Maar, toen de gevangenen voor het gerecht werden gebracht, was er geen proces; geen kans voor excuses werd er gegeven. De Spartanen vroegen hen enkel of ze iets in het voordeel van de hen of hun bondgenoten hadden gedaan, waarop ze allemaal moesten antwoorden: "Nee."
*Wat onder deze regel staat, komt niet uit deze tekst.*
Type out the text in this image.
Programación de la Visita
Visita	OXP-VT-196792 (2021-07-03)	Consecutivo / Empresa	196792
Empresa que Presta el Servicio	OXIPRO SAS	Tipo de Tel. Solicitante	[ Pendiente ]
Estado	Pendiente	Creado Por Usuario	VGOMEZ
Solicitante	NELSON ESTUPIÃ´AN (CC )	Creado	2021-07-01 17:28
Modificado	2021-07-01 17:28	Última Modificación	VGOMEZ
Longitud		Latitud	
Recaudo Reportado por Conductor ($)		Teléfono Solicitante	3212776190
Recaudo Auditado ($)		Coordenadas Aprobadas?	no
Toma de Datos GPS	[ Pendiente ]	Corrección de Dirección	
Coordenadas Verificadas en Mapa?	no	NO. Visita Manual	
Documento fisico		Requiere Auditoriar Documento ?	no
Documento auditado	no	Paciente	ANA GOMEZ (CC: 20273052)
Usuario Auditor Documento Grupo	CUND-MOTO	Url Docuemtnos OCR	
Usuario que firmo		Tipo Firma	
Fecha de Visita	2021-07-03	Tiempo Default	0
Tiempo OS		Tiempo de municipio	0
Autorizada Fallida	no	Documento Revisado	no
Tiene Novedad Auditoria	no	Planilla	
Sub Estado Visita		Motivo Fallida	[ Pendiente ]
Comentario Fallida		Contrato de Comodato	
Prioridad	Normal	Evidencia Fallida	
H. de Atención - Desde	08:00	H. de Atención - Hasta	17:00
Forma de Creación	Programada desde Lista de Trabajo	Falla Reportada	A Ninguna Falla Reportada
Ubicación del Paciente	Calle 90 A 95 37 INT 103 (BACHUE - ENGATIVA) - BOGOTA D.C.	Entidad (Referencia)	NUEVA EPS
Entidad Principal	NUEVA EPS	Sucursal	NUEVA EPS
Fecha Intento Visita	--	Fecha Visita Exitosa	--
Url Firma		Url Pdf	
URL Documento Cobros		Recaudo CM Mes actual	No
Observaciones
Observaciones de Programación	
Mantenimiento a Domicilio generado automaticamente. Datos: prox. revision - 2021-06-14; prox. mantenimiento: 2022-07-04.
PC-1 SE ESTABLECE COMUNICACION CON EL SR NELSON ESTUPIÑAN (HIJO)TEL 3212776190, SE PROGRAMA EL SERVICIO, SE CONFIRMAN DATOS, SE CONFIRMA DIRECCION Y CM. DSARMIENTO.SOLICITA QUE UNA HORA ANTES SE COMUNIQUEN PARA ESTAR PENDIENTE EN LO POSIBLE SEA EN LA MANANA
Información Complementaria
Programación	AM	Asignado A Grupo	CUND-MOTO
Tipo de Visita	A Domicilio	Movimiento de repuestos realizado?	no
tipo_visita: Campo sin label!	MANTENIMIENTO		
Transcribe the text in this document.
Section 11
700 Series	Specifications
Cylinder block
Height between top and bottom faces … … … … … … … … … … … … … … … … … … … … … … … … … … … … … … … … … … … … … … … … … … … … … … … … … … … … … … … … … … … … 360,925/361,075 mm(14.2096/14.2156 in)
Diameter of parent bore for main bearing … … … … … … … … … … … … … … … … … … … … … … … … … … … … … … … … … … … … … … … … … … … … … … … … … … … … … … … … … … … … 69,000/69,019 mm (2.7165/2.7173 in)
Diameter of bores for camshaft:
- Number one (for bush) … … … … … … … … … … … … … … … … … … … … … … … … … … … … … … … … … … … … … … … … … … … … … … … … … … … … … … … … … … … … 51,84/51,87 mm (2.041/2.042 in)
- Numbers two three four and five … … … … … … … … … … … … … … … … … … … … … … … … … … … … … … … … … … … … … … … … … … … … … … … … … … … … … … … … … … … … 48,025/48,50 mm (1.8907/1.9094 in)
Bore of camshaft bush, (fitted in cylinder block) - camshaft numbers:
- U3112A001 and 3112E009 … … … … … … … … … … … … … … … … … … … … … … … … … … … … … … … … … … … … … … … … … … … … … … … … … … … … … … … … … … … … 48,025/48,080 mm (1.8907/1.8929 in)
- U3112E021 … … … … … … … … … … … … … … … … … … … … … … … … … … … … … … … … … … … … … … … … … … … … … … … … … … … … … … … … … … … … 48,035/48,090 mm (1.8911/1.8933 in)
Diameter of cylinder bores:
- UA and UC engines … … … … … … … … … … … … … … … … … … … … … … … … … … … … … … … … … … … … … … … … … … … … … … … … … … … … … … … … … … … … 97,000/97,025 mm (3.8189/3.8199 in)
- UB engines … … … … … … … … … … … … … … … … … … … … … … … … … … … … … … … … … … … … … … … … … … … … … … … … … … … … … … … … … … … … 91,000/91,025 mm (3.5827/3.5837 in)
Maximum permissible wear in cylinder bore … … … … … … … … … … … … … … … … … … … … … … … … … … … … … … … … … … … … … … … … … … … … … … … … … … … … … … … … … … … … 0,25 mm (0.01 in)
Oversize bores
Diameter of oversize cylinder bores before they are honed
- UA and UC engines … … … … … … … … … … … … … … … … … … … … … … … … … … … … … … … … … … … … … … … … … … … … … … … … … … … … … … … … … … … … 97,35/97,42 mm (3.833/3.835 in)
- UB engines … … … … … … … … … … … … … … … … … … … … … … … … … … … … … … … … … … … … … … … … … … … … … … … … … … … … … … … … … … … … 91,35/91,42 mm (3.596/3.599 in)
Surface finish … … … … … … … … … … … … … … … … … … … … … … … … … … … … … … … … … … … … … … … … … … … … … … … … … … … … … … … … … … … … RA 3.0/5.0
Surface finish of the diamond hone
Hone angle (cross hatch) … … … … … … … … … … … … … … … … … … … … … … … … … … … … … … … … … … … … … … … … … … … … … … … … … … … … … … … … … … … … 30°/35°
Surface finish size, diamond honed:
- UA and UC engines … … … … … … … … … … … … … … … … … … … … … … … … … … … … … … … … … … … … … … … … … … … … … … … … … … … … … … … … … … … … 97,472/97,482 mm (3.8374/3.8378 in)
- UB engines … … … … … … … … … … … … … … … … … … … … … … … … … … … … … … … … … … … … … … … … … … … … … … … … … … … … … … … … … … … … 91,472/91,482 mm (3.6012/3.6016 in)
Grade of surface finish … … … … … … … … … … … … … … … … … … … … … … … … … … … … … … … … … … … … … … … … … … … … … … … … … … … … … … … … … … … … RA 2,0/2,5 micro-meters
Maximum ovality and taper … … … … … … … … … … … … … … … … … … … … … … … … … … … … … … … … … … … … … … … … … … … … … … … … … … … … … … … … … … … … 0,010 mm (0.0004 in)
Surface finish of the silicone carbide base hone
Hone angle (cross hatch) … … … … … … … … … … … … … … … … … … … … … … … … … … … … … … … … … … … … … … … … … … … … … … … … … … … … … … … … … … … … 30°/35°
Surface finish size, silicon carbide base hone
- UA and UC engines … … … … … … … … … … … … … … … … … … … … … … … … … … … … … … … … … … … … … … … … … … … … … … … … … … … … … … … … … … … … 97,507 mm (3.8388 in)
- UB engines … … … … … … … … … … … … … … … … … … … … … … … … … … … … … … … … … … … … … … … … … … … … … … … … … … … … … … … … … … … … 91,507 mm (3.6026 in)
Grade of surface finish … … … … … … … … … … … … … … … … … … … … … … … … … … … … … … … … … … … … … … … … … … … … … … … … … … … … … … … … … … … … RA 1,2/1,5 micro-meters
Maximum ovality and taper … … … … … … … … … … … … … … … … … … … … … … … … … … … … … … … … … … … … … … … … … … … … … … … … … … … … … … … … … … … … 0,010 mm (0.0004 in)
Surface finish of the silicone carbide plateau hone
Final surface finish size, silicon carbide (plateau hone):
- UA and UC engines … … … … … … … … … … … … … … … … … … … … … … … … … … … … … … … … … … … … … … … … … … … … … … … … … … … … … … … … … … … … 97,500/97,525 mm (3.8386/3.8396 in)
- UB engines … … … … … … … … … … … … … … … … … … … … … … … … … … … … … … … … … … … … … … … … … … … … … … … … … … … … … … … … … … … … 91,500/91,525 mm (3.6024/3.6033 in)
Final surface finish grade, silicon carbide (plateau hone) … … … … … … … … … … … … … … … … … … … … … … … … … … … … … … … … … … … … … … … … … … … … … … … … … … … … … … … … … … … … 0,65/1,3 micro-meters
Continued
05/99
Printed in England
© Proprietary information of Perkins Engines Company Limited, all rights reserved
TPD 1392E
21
De Spartanen doodden dus meer dan 200 verdedigers, samen met 25 Atheners.[2] De Thebanen plunderden uiteindelijk de volledige stad.
Nasleep
[bewerken | brontekst bewerken]Deze gebeurtenis had geen belangrijke invloed op de oorlog. De Thebanen bezetten Plataea tot 387 v.Chr. toen de Atheners er de overlevenden weer naartoe brachten. De Thebanen waren aan het verliezen in de Corintische Oorlog en de Vrede van Antalcidas verplichtte de Thebanen om zijn Boeotische Liga te ontbinden. Dit maakte de heropbouw van Plataea mogelijk. In 373 v.Chr. verwoestten de Thebanen Plataea opnieuw onder leiding van Epaminondas.